The solution is estimated to generate $1.25 million in value a year.
Gas production in OMV-operated fields is constrained by market demand. Gas condensate, however, can easily be stored so that it can be sold at a later date.
OMV, an Austrian integrated oil and gas producer that operates several fields worldwide, aims to maximize gas condensate production while producing enough gas to meet demand.
All well production streams are co-mingled into a common separator at the onshore processing plant with no individual well liquid metering. Only wellhead wet gas meters (differential pressure, V-cone) are available to measure the individual well gas rates and hence, there are no facilities installed (onshore or offshore) to enable well testing using dedicated equipment.
Historically, excess field gas deliverability enabled the use of Deliberately Disturbed Well Testing (DDWT) techniques to record the change in total field liquid rates by beaning up or down individual wells to test the wells by difference. Production engineers at field will once a month analyze well perturbation data and manually calculate new condensate-gas ratios (CGR) and water-gas ratios (WGR) in a spreadsheet.
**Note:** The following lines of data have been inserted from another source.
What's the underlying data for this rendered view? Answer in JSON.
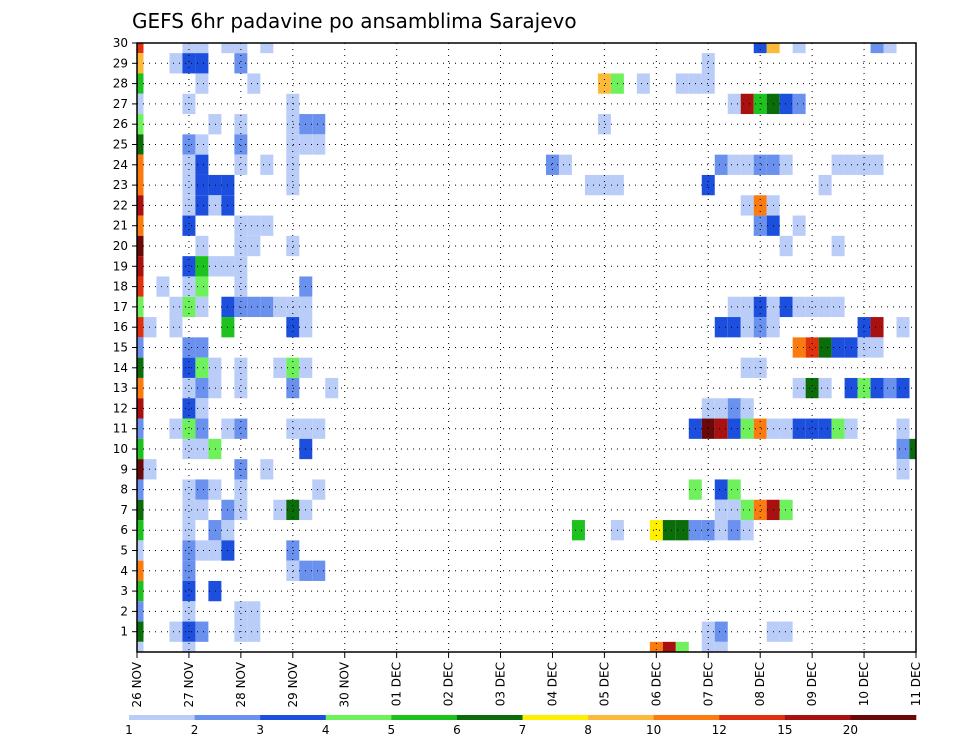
{
  "chart_data": {
    "type": "heatmap",
    "title": "GEFS 6hr padavine po ansamblima Sarajevo",
    "x_ticks": [
      "26 NOV",
      "27 NOV",
      "28 NOV",
      "29 NOV",
      "30 NOV",
      "01 DEC",
      "02 DEC",
      "03 DEC",
      "04 DEC",
      "05 DEC",
      "06 DEC",
      "07 DEC",
      "08 DEC",
      "09 DEC",
      "10 DEC",
      "11 DEC"
    ],
    "y_ticks": [
      "1",
      "2",
      "3",
      "4",
      "5",
      "6",
      "7",
      "8",
      "9",
      "10",
      "11",
      "12",
      "13",
      "14",
      "15",
      "16",
      "17",
      "18",
      "19",
      "20",
      "21",
      "22",
      "23",
      "24",
      "25",
      "26",
      "27",
      "28",
      "29",
      "30"
    ],
    "x_range": [
      0,
      60
    ],
    "y_range": [
      0,
      30
    ],
    "x_unit": "6-hour steps from 26 NOV",
    "grid": true,
    "colorbar": {
      "ticks": [
        "1",
        "2",
        "3",
        "4",
        "5",
        "6",
        "7",
        "8",
        "10",
        "12",
        "15",
        "20"
      ],
      "colors": [
        "#b9cdf8",
        "#6b91ee",
        "#1d4fde",
        "#6ff15d",
        "#1ec21e",
        "#0a6d0a",
        "#fff000",
        "#fdb93a",
        "#fa7b0f",
        "#e0310e",
        "#a91010",
        "#6b0808"
      ]
    },
    "cells": [
      [
        0,
        30,
        10
      ],
      [
        4,
        30,
        1
      ],
      [
        5,
        30,
        1
      ],
      [
        7,
        30,
        1
      ],
      [
        8,
        30,
        1
      ],
      [
        10,
        30,
        1
      ],
      [
        48,
        30,
        3
      ],
      [
        49,
        30,
        8
      ],
      [
        51,
        30,
        1
      ],
      [
        57,
        30,
        2
      ],
      [
        58,
        30,
        1
      ],
      [
        0,
        29,
        8
      ],
      [
        3,
        29,
        1
      ],
      [
        4,
        29,
        3
      ],
      [
        5,
        29,
        3
      ],
      [
        8,
        29,
        2
      ],
      [
        44,
        29,
        1
      ],
      [
        0,
        28,
        5
      ],
      [
        5,
        28,
        1
      ],
      [
        9,
        28,
        1
      ],
      [
        36,
        28,
        8
      ],
      [
        37,
        28,
        4
      ],
      [
        39,
        28,
        1
      ],
      [
        42,
        28,
        1
      ],
      [
        43,
        28,
        1
      ],
      [
        44,
        28,
        1
      ],
      [
        0,
        27,
        1
      ],
      [
        4,
        27,
        1
      ],
      [
        12,
        27,
        1
      ],
      [
        46,
        27,
        1
      ],
      [
        47,
        27,
        11
      ],
      [
        48,
        27,
        5
      ],
      [
        49,
        27,
        6
      ],
      [
        50,
        27,
        3
      ],
      [
        51,
        27,
        2
      ],
      [
        0,
        26,
        4
      ],
      [
        6,
        26,
        1
      ],
      [
        8,
        26,
        1
      ],
      [
        12,
        26,
        1
      ],
      [
        13,
        26,
        2
      ],
      [
        14,
        26,
        2
      ],
      [
        36,
        26,
        1
      ],
      [
        0,
        25,
        6
      ],
      [
        4,
        25,
        2
      ],
      [
        5,
        25,
        1
      ],
      [
        8,
        25,
        2
      ],
      [
        12,
        25,
        1
      ],
      [
        13,
        25,
        1
      ],
      [
        14,
        25,
        1
      ],
      [
        0,
        24,
        9
      ],
      [
        4,
        24,
        1
      ],
      [
        5,
        24,
        3
      ],
      [
        8,
        24,
        1
      ],
      [
        10,
        24,
        1
      ],
      [
        12,
        24,
        1
      ],
      [
        32,
        24,
        2
      ],
      [
        33,
        24,
        1
      ],
      [
        45,
        24,
        2
      ],
      [
        46,
        24,
        1
      ],
      [
        47,
        24,
        1
      ],
      [
        48,
        24,
        2
      ],
      [
        49,
        24,
        2
      ],
      [
        50,
        24,
        1
      ],
      [
        54,
        24,
        1
      ],
      [
        55,
        24,
        1
      ],
      [
        56,
        24,
        1
      ],
      [
        57,
        24,
        1
      ],
      [
        0,
        23,
        9
      ],
      [
        4,
        23,
        1
      ],
      [
        5,
        23,
        3
      ],
      [
        6,
        23,
        3
      ],
      [
        7,
        23,
        3
      ],
      [
        12,
        23,
        1
      ],
      [
        35,
        23,
        1
      ],
      [
        36,
        23,
        1
      ],
      [
        37,
        23,
        1
      ],
      [
        44,
        23,
        3
      ],
      [
        53,
        23,
        1
      ],
      [
        0,
        22,
        11
      ],
      [
        4,
        22,
        1
      ],
      [
        5,
        22,
        3
      ],
      [
        6,
        22,
        1
      ],
      [
        7,
        22,
        3
      ],
      [
        47,
        22,
        1
      ],
      [
        48,
        22,
        9
      ],
      [
        49,
        22,
        1
      ],
      [
        0,
        21,
        9
      ],
      [
        4,
        21,
        3
      ],
      [
        8,
        21,
        1
      ],
      [
        9,
        21,
        1
      ],
      [
        10,
        21,
        1
      ],
      [
        48,
        21,
        2
      ],
      [
        49,
        21,
        3
      ],
      [
        51,
        21,
        1
      ],
      [
        0,
        20,
        12
      ],
      [
        5,
        20,
        1
      ],
      [
        8,
        20,
        1
      ],
      [
        9,
        20,
        1
      ],
      [
        12,
        20,
        1
      ],
      [
        50,
        20,
        1
      ],
      [
        54,
        20,
        1
      ],
      [
        0,
        19,
        11
      ],
      [
        4,
        19,
        3
      ],
      [
        5,
        19,
        5
      ],
      [
        6,
        19,
        1
      ],
      [
        7,
        19,
        1
      ],
      [
        8,
        19,
        1
      ],
      [
        0,
        18,
        10
      ],
      [
        2,
        18,
        1
      ],
      [
        4,
        18,
        1
      ],
      [
        5,
        18,
        4
      ],
      [
        8,
        18,
        1
      ],
      [
        13,
        18,
        2
      ],
      [
        0,
        17,
        4
      ],
      [
        3,
        17,
        1
      ],
      [
        4,
        17,
        4
      ],
      [
        5,
        17,
        1
      ],
      [
        7,
        17,
        3
      ],
      [
        8,
        17,
        2
      ],
      [
        9,
        17,
        2
      ],
      [
        10,
        17,
        2
      ],
      [
        11,
        17,
        1
      ],
      [
        12,
        17,
        1
      ],
      [
        13,
        17,
        1
      ],
      [
        46,
        17,
        1
      ],
      [
        47,
        17,
        1
      ],
      [
        48,
        17,
        3
      ],
      [
        49,
        17,
        1
      ],
      [
        50,
        17,
        3
      ],
      [
        51,
        17,
        1
      ],
      [
        52,
        17,
        1
      ],
      [
        53,
        17,
        1
      ],
      [
        54,
        17,
        1
      ],
      [
        0,
        16,
        10
      ],
      [
        1,
        16,
        1
      ],
      [
        3,
        16,
        1
      ],
      [
        7,
        16,
        5
      ],
      [
        12,
        16,
        3
      ],
      [
        13,
        16,
        1
      ],
      [
        45,
        16,
        3
      ],
      [
        46,
        16,
        3
      ],
      [
        47,
        16,
        1
      ],
      [
        48,
        16,
        2
      ],
      [
        49,
        16,
        1
      ],
      [
        56,
        16,
        3
      ],
      [
        57,
        16,
        11
      ],
      [
        59,
        16,
        1
      ],
      [
        0,
        15,
        2
      ],
      [
        4,
        15,
        2
      ],
      [
        5,
        15,
        2
      ],
      [
        51,
        15,
        9
      ],
      [
        52,
        15,
        10
      ],
      [
        53,
        15,
        6
      ],
      [
        54,
        15,
        3
      ],
      [
        55,
        15,
        3
      ],
      [
        56,
        15,
        1
      ],
      [
        57,
        15,
        1
      ],
      [
        0,
        14,
        6
      ],
      [
        4,
        14,
        3
      ],
      [
        5,
        14,
        4
      ],
      [
        6,
        14,
        1
      ],
      [
        8,
        14,
        1
      ],
      [
        11,
        14,
        1
      ],
      [
        12,
        14,
        4
      ],
      [
        13,
        14,
        1
      ],
      [
        47,
        14,
        1
      ],
      [
        48,
        14,
        1
      ],
      [
        0,
        13,
        9
      ],
      [
        4,
        13,
        1
      ],
      [
        5,
        13,
        2
      ],
      [
        6,
        13,
        1
      ],
      [
        8,
        13,
        1
      ],
      [
        12,
        13,
        2
      ],
      [
        15,
        13,
        1
      ],
      [
        51,
        13,
        1
      ],
      [
        52,
        13,
        6
      ],
      [
        53,
        13,
        1
      ],
      [
        55,
        13,
        3
      ],
      [
        56,
        13,
        4
      ],
      [
        57,
        13,
        3
      ],
      [
        58,
        13,
        2
      ],
      [
        59,
        13,
        3
      ],
      [
        0,
        12,
        11
      ],
      [
        4,
        12,
        3
      ],
      [
        5,
        12,
        1
      ],
      [
        44,
        12,
        1
      ],
      [
        45,
        12,
        1
      ],
      [
        46,
        12,
        2
      ],
      [
        47,
        12,
        1
      ],
      [
        0,
        11,
        2
      ],
      [
        3,
        11,
        1
      ],
      [
        4,
        11,
        4
      ],
      [
        5,
        11,
        2
      ],
      [
        7,
        11,
        1
      ],
      [
        8,
        11,
        2
      ],
      [
        12,
        11,
        1
      ],
      [
        13,
        11,
        1
      ],
      [
        14,
        11,
        1
      ],
      [
        43,
        11,
        3
      ],
      [
        44,
        11,
        12
      ],
      [
        45,
        11,
        11
      ],
      [
        46,
        11,
        3
      ],
      [
        47,
        11,
        4
      ],
      [
        48,
        11,
        9
      ],
      [
        49,
        11,
        1
      ],
      [
        50,
        11,
        1
      ],
      [
        51,
        11,
        3
      ],
      [
        52,
        11,
        3
      ],
      [
        53,
        11,
        3
      ],
      [
        54,
        11,
        4
      ],
      [
        55,
        11,
        1
      ],
      [
        59,
        11,
        1
      ],
      [
        0,
        10,
        5
      ],
      [
        4,
        10,
        1
      ],
      [
        5,
        10,
        1
      ],
      [
        6,
        10,
        4
      ],
      [
        13,
        10,
        3
      ],
      [
        59,
        10,
        2
      ],
      [
        60,
        10,
        6
      ],
      [
        0,
        9,
        12
      ],
      [
        1,
        9,
        1
      ],
      [
        8,
        9,
        2
      ],
      [
        10,
        9,
        1
      ],
      [
        59,
        9,
        1
      ],
      [
        0,
        8,
        2
      ],
      [
        4,
        8,
        1
      ],
      [
        5,
        8,
        2
      ],
      [
        6,
        8,
        1
      ],
      [
        8,
        8,
        1
      ],
      [
        14,
        8,
        1
      ],
      [
        43,
        8,
        4
      ],
      [
        45,
        8,
        3
      ],
      [
        46,
        8,
        4
      ],
      [
        0,
        7,
        6
      ],
      [
        4,
        7,
        1
      ],
      [
        5,
        7,
        1
      ],
      [
        7,
        7,
        2
      ],
      [
        8,
        7,
        1
      ],
      [
        11,
        7,
        1
      ],
      [
        12,
        7,
        6
      ],
      [
        13,
        7,
        1
      ],
      [
        45,
        7,
        1
      ],
      [
        46,
        7,
        1
      ],
      [
        47,
        7,
        4
      ],
      [
        48,
        7,
        9
      ],
      [
        49,
        7,
        11
      ],
      [
        50,
        7,
        4
      ],
      [
        0,
        6,
        5
      ],
      [
        4,
        6,
        1
      ],
      [
        6,
        6,
        2
      ],
      [
        7,
        6,
        1
      ],
      [
        34,
        6,
        5
      ],
      [
        37,
        6,
        1
      ],
      [
        40,
        6,
        7
      ],
      [
        41,
        6,
        6
      ],
      [
        42,
        6,
        6
      ],
      [
        43,
        6,
        2
      ],
      [
        44,
        6,
        2
      ],
      [
        45,
        6,
        1
      ],
      [
        46,
        6,
        2
      ],
      [
        47,
        6,
        1
      ],
      [
        0,
        5,
        1
      ],
      [
        4,
        5,
        2
      ],
      [
        5,
        5,
        1
      ],
      [
        6,
        5,
        1
      ],
      [
        7,
        5,
        3
      ],
      [
        12,
        5,
        2
      ],
      [
        0,
        4,
        9
      ],
      [
        4,
        4,
        2
      ],
      [
        12,
        4,
        1
      ],
      [
        13,
        4,
        2
      ],
      [
        14,
        4,
        2
      ],
      [
        0,
        3,
        5
      ],
      [
        4,
        3,
        3
      ],
      [
        6,
        3,
        3
      ],
      [
        0,
        2,
        2
      ],
      [
        4,
        2,
        1
      ],
      [
        8,
        2,
        1
      ],
      [
        9,
        2,
        1
      ],
      [
        0,
        1,
        6
      ],
      [
        3,
        1,
        1
      ],
      [
        4,
        1,
        3
      ],
      [
        5,
        1,
        2
      ],
      [
        8,
        1,
        1
      ],
      [
        9,
        1,
        1
      ],
      [
        44,
        1,
        1
      ],
      [
        45,
        1,
        2
      ],
      [
        49,
        1,
        1
      ],
      [
        50,
        1,
        1
      ],
      [
        0,
        0,
        1
      ],
      [
        4,
        0,
        1
      ],
      [
        40,
        0,
        9
      ],
      [
        41,
        0,
        11
      ],
      [
        42,
        0,
        4
      ],
      [
        44,
        0,
        1
      ],
      [
        45,
        0,
        1
      ]
    ]
  }
}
As the data is often noisy and hard to interpret, the allocations sometimes prove to be difficult to calculate. The field production is also declining (depletion) and no longer has surplus deliverability under normal offtake conditions, therefore well testing by the same techniques will cause additional production deferment.
More accurate CGR and WGR allocations would provide OMV with a more precise understanding of the composition of the fluids that each well produces at any given time, enabling the company to maximize condensate production by simply ranking high CGR wells during low gas demand and optimize its operations at the field.
OMV and Cognite worked together to ingest data from four different sources, including OSIsoft PI and Aspen HYSYS, into Cognite Data Fusion®.
Once all the relevant data about condensate-gas and water-gas ratio allocations was stored in one place, the development team was able to create a system that automatically analyzes well perturbations.
The system consists of a mathematical model that continuously identifies time periods with well perturbations and back-allocates field CGRs and WGRs to wells. The model output is visualized in a dashboard that lets production engineers easily track and verify results and adjust other models and systems.
OMV estimates that automating the process for calculating CGRs and WGRs at the OMV field generate about $1,250,000 a year in value by increasing gas condensate production and eliminating the need to run manual calculations.